Describing Wain as a Benedict Cumberbatch type gets you partway into his odd, intrepid biopic, The Electrical Life of Louis Wain – so much so that it’s hard to imagine anyone else doing it. He’s distractible, eccentric, brilliant and sad, the four humours upon which Cumberbatch has so far founded his career. With a puttied-up nose and fondness for doomed electrical patents, he’s nudging himself here towards presumably conscious self-parody.

The sensibility of this piece, though, comes more from co-writer/director Will Sharpe, a Bafta-winning actor who co-helmed two earlier low-budget films (Black Pond, The Darkest Universe) and created the depressive sitcom Flowers on Channel 4. Working from a 2014 script by Simon Stephenson, Sharpe has quite an ensemble helping out: Olivia Colman, wonderful in Flowers, lends her voice to an unnamed narrator guiding us through Wain’s whole story, while her former co-star Julian Barratt pops up as a village doctor.

Fans of Sharpe’s earlier work – I’m one – will perhaps have the easiest time cottoning on to this film’s theremin-woozy tone. At times, the busy sense of period (and wallpaper) recalls Wes Anderson, but Sharpe’s visual sense is decidedly more slovenly, less neat and tidy. There are cameos, perhaps inevitably, from Richard Ayoade and Taika Waititi, which help triangulate where this film wants to sit – in a certain comic yet melancholy nook of oddball-indie cinema.

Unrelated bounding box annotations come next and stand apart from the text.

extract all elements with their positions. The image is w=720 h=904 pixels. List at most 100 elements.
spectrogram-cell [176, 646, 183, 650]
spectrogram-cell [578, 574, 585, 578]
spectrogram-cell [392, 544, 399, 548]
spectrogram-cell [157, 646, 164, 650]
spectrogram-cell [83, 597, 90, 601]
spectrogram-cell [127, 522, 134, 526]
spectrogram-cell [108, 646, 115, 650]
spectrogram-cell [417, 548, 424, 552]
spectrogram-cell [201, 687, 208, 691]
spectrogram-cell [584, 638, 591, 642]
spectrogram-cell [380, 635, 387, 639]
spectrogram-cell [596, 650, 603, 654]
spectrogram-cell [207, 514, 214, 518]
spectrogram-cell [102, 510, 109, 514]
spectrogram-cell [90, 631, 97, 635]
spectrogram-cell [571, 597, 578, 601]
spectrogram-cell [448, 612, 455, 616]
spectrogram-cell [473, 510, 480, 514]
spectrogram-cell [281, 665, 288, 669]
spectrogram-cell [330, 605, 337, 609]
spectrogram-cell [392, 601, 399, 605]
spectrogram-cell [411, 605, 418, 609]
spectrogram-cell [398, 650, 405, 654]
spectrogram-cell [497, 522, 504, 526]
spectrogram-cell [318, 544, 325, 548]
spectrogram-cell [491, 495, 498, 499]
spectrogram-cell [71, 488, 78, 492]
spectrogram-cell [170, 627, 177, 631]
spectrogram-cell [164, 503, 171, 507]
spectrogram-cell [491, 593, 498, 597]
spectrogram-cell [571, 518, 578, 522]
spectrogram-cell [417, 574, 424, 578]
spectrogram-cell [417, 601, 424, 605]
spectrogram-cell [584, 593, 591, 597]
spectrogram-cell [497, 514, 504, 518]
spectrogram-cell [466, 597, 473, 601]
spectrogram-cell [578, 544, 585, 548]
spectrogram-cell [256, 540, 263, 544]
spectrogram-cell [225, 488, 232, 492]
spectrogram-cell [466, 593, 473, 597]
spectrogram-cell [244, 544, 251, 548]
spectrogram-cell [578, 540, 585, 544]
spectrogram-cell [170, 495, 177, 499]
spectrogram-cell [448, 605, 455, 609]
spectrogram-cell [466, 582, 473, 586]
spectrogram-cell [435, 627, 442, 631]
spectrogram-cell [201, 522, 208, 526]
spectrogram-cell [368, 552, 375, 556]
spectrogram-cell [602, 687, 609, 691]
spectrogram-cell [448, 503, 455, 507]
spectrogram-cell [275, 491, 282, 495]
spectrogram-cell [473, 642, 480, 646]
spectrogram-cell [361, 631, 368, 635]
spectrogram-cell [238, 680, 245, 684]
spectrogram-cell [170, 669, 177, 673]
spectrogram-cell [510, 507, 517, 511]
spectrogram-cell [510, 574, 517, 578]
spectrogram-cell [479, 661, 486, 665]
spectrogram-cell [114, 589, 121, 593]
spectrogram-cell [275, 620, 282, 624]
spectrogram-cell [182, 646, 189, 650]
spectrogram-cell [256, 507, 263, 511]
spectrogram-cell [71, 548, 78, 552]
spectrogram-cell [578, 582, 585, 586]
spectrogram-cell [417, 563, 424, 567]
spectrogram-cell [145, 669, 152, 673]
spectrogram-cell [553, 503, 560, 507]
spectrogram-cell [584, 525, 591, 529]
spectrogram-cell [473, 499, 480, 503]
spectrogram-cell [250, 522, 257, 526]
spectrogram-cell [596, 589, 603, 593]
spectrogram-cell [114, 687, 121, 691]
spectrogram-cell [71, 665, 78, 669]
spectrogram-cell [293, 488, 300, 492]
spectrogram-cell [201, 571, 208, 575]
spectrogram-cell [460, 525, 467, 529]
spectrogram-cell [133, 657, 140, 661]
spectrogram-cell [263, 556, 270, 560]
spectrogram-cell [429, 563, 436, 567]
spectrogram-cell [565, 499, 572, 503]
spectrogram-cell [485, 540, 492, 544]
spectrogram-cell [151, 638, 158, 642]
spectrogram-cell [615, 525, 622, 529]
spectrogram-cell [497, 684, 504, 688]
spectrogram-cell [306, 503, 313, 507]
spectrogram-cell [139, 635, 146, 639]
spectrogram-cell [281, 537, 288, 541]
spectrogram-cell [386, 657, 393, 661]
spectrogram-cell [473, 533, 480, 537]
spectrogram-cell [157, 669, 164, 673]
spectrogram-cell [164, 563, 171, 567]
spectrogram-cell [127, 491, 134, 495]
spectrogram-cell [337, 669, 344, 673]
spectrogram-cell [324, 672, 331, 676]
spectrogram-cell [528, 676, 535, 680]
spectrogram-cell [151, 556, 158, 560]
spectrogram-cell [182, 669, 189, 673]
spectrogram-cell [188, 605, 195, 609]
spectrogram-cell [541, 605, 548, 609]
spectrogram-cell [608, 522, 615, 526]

Benedict Cumberbatch and Claire Foy in The Electrical Life of Louis Wain - StudioCanal
Benedict Cumberbatch and Claire Foy in The Electrical Life of Louis Wain - StudioCanal

The mussed-up style can feel uncertain, but there’s a sincerity to Sharpe’s treatment of Wain, in all his life’s shambolic aspects, that tugs away at you. Toby Jones, who plays Sir William Ingram, clubbable editor of the Illustrated London News, is such a trusty scene player you relax in his company almost on sight. As Louis’s unstable sister Caroline, Andrea Riseborough charges about at the end of her tether, a figure of flummoxed cartoon fury we never really get to know.

There’s a straightforwardly lovely Claire Foy performance as the governess, Emily Richardson, who was diagnosed with inoperable breast cancer after she and Wain married. Emily’s bright, practical manner of treating Louis more like a ward than a husband gives Foy her chance to shine: the film really loses a lot when she exits. But then, so does Louis, adrift in his private pain, with a growing army of cats as his main companions.

I’m not sure acting under mounting layers of ageing make-up is Cumberbatch’s best friend, any more than it’s any actor’s: over time, we come to feel unhelpfully distanced from the character and the performance. The intended poignancy of Wain’s decline is only there in theory.

Still, the film’s funniest touches – subtitled dialogue for cat noises – are a daft delight when it needs one. There might have been a weirder, wilder approach, with the cats themselves (“silly and alone, like us”, as Emily remarks) given more than bit parts. Imagine Terry Gilliam getting his paws on the inner life of Wain and going for broke.

One trippy, kaleidoscopic interlude heads in that direction, suggesting something between a Doctor Strange wigout and 2001: A Cat Odyssey. But the distinctive charms of Wain’s aesthetic certainly come over, especially daubed across the lovely end credits, by which time this jumpy curio, with almost palpable relief, has laid itself to rest.